Öyle ki, yakın zamanda mevsimlerin bile alışılmış düzeninden çıktığına şahit olmaya başladık. Yağması gereken yağmurlar gecikiyor, toprağın suya doyması gerekirken kuraklık kapımızı her geçen gün daha sert çalıyor. Bugün yaşadığımız su kıtlığı, geleceğin yalnızca bir fragmanı niteliğinde.
Yağışların azalması, mevsimlerin kayması ve susuzluğun giderek derinleşmesi; bizi uzun yıllar boyunca etkileyebilecek, hatta yaşam biçimimizi değiştirebilecek büyüklükte bir sorun. Buna rağmen çoğumuz hâlâ bu gerçekle yüzleşmekten kaçıyor ya da tehlikeyi yeterince ciddiye almıyoruz. Oysa ki kontrolsüz su tüketimi, israf kültürünün bir parçası hâline gelmiş durumda.
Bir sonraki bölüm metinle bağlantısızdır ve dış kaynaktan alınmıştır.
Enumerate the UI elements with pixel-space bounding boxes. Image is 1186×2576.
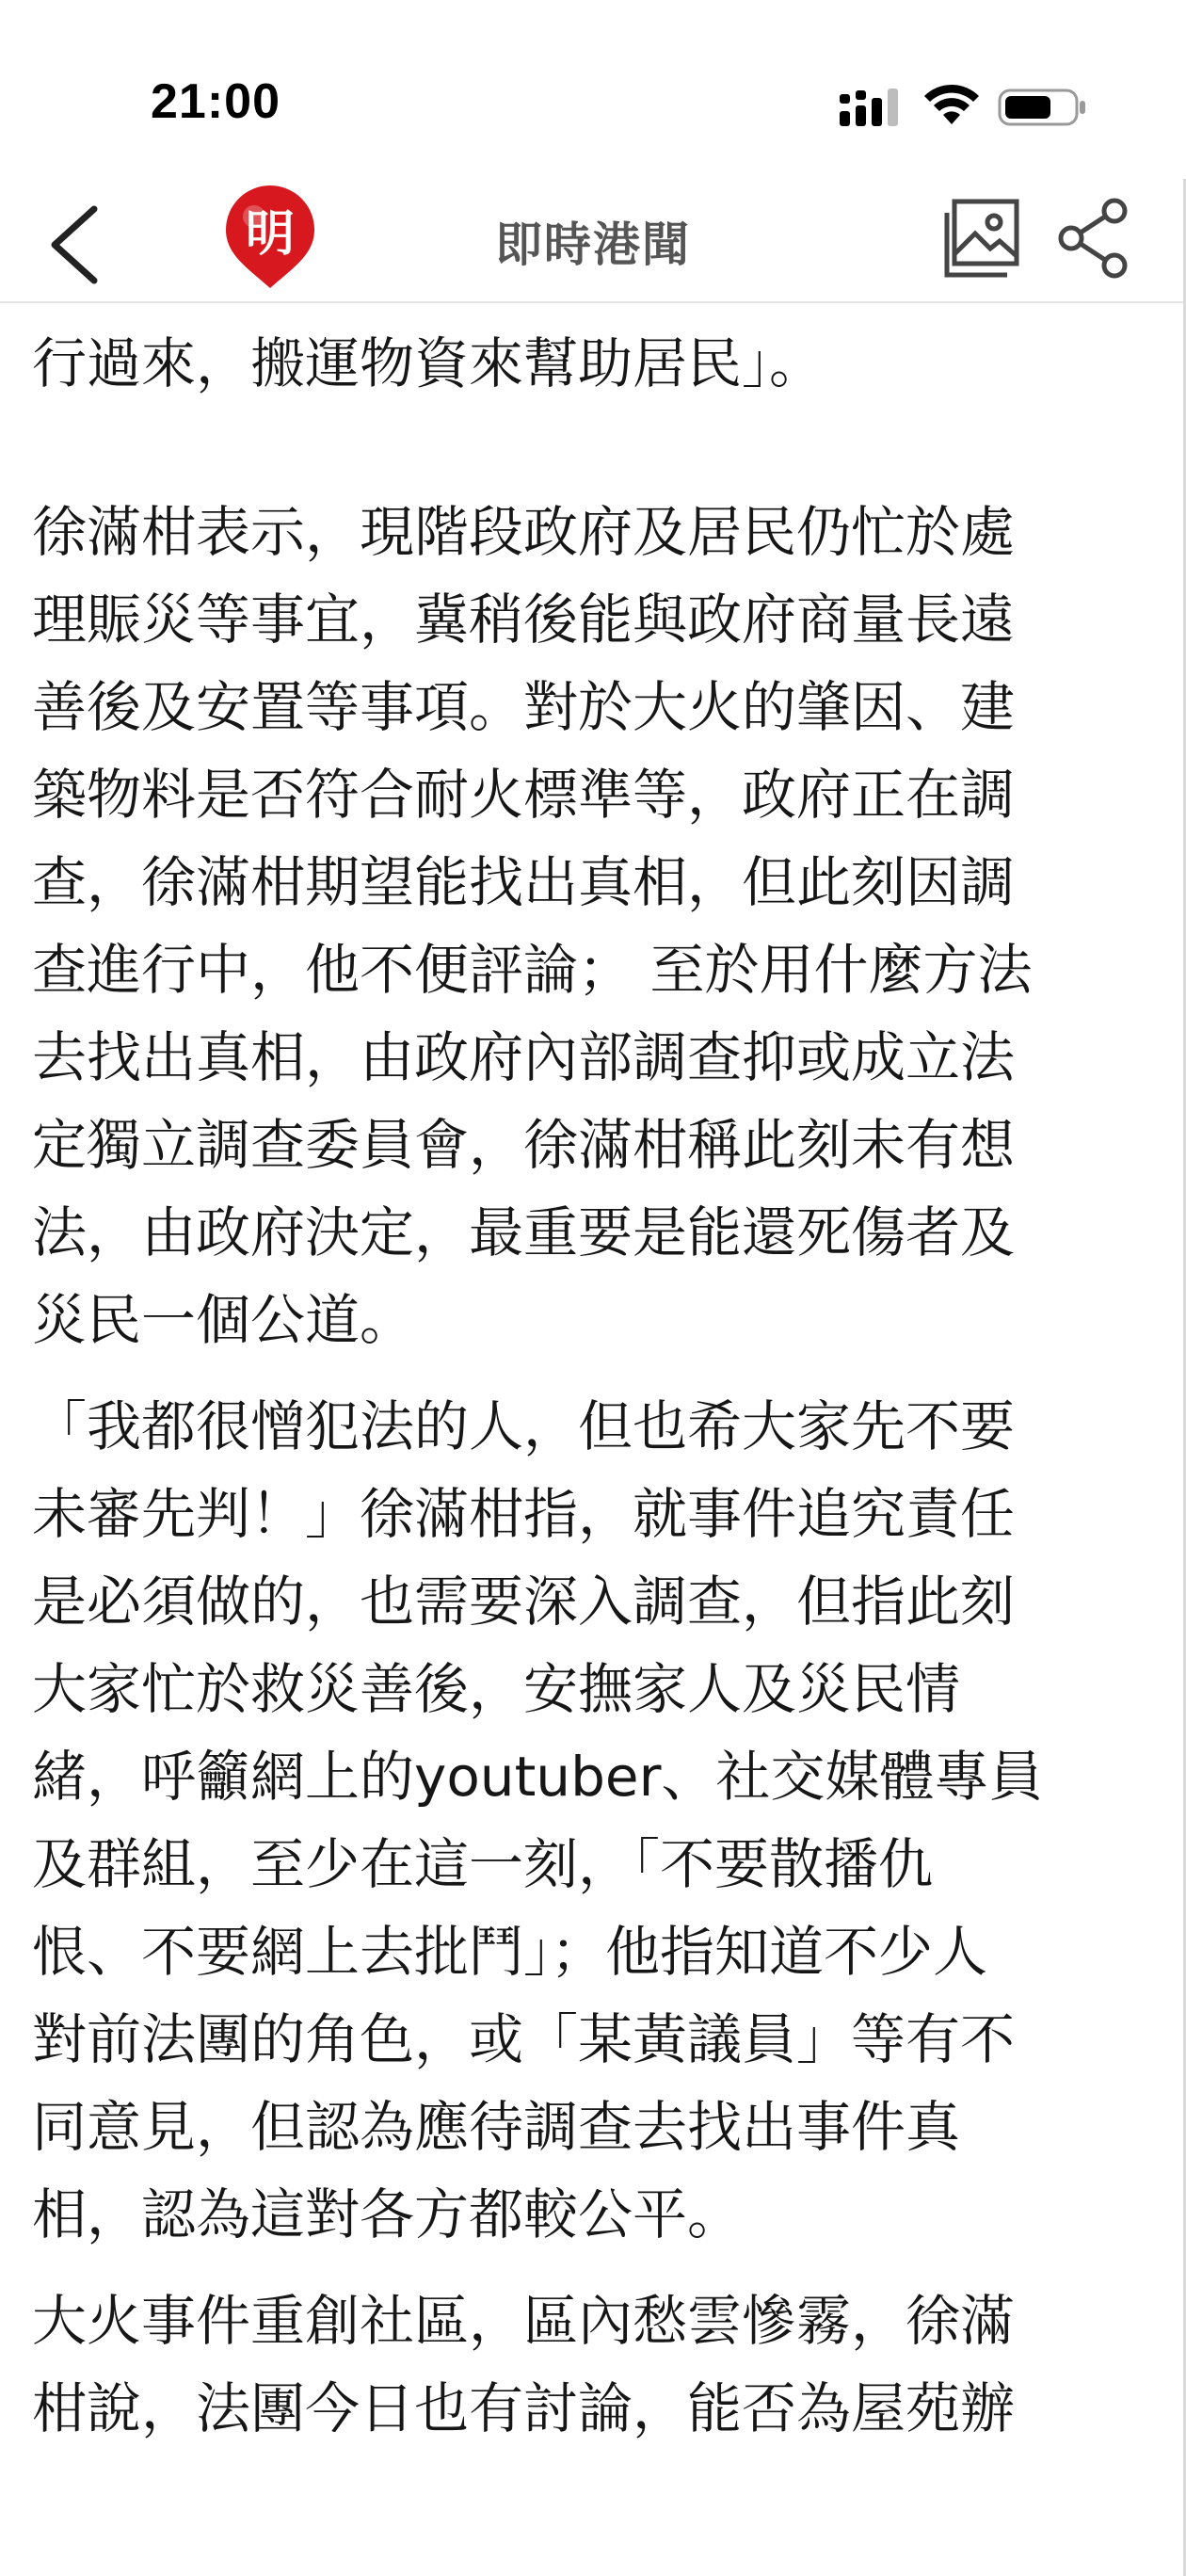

Evlerde, iş yerlerinde, tarımda, sanayide… Kısacası yaşamın sürdüğü her alanda suyu hesapsızca kullanıyoruz. Yeraltı kaynaklarımızın bilinçsizce tüketilmesi ise bu krizin en görünmeyen ama en yıkıcı boyutu. Doğanın binlerce yılda oluşturduğu su rezervleri, yalnızca birkaç on yılda geri dönüşü olmayan şekilde tükeniyor.
Bizlere sürekli tasarruf önerileri sunuluyor; ancak çoğu zaman bu öneriler gerçek anlamda neler yapmamız gerektiğini anlatmıyor. Musluğu biraz az açmak, duşu bir dakika erken kapatmak elbette önemli; fakat içinde bulunduğumuz durum, çok daha kapsamlı bir bilinç ve toplumsal dönüşüm gerektiriyor.
Temiz su, yalnızca insan yaşamı için değil, yeryüzündeki tüm canlı türlerinin varlığını sürdürebilmesi için en temel ihtiyaçtır. Bir damla suyun bile aslında ne kadar değerli olduğunu, ancak o damlaya ulaşamadığımız gün anlayacağız.